Ghouta: une implication turque, selon des sources américaines

Publié le 08 avril 2014 par Jcharmelot

Dans un article très informé, le journaliste américain Seymour Hersh, célèbre pour la qualité de ses sources, soutient que des analystes des services de renseignements américains et britanniques sont convaincus que l’attaque chimique près de Damas en août 2013 a été fomentée par un allié et membre de l’Otan, la Turquie.

Cette attaque, le 21 août, dans la banlieue de Ghouta a fait plusieurs centaines de victimes. L’usage d’obus remplis de sarin a été établi par une enquête des Nations Unies, mais les inspecteurs envoyés sur place se sont refusés à désigner un coupable avéré. Dans la presse occidentale et arabe, une majorité d’experts et de commentateurs ont considéré que le gouvernement de Bachar el Assad était le seul à posséder ce type d’armes et devait être tenu pour responsable.

Dans les jours qui ont suivi le massacre de Ghouta, les Etats-Unis, mais aussi la Grande Bretagne et la France, ont annoncé leur intention de ne pas laisser ce crime impuni. Les premiers éléments aériens d’une intervention militaire ont été mobilisés. Finalement, le président Barack Obama –qui avait considéré en 2012 l’usage des armes chimiques comme une « ligne rouge » susceptible de déclencher une intervention militaire– a annoncé qu’il devait obtenir l’accord du Congrès avant d’agir. Une frappe aérienne massive, prévue pour le 2 septembre, a été suspendue par Obama le 31 août. Par la suite, une médiation russe a permis d’éliminer de l’arsenal de l’armée syrienne, les stocks de gaz de combat.

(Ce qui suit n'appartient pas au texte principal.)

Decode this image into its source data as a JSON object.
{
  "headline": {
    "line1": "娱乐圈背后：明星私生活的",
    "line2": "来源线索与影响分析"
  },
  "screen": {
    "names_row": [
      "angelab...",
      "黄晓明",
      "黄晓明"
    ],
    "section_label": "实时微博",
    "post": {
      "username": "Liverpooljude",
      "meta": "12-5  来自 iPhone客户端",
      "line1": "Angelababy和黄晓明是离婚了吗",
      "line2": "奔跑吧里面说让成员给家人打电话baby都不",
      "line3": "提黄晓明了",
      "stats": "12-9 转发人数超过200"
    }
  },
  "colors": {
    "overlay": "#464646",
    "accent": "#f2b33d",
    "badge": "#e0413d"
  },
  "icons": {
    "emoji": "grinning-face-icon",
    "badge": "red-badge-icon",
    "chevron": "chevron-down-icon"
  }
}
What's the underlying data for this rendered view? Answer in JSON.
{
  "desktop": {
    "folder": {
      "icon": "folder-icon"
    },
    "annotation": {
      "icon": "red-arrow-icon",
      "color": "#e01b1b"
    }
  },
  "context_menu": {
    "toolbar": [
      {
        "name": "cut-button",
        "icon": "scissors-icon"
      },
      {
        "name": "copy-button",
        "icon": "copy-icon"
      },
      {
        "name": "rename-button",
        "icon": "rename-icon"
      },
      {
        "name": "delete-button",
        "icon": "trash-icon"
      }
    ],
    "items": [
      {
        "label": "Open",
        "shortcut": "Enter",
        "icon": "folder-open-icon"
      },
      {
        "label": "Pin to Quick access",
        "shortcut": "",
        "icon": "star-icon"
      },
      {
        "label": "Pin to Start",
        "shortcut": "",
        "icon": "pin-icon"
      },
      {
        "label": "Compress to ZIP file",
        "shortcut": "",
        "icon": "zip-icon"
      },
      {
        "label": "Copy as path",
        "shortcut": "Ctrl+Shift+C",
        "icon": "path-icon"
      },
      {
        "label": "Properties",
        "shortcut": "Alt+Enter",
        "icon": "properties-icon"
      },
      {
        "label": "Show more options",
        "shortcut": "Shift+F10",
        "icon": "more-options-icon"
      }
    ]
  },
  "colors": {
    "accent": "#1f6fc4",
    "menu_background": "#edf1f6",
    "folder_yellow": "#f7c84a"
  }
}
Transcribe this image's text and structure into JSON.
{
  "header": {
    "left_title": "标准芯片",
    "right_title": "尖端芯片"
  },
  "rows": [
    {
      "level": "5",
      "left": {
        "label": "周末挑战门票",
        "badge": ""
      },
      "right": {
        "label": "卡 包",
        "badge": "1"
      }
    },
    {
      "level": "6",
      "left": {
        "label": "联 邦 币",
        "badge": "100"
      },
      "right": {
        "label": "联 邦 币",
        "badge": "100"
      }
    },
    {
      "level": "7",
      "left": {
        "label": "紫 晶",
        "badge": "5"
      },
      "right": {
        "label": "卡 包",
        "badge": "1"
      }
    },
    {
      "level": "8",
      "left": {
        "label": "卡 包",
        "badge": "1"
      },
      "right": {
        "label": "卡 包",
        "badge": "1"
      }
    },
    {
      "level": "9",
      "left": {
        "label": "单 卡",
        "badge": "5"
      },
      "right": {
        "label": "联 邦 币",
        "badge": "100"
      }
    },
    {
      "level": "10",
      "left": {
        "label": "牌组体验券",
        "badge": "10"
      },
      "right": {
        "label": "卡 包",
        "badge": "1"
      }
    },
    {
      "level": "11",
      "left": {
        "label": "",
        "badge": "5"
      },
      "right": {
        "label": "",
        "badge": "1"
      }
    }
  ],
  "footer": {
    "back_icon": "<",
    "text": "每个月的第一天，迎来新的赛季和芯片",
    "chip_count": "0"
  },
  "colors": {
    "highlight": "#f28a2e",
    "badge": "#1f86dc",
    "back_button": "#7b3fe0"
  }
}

Dans son article, publié par la London Review of Books du 6 avril, Hersh assure qu’un rapport des laboratoires d’analyse des services secrets britanniques a établi que le sarin utilisé à Ghouta ne faisait pas partie de l’arsenal syrien. Hersh –qui a déjà émis des doutes sur l’implication de l’armée régulière syrienne dans l’attaque de Ghouta– a soutenu dans une précédente enquête qu’au moins un groupe de rebelles armés, le Front al Nusra, a la capacité de déployer des armes chimiques depuis le printemps 2013. Il ajoute que du sarin lui a été fourni par des intermédiaires saoudiens ou turcs.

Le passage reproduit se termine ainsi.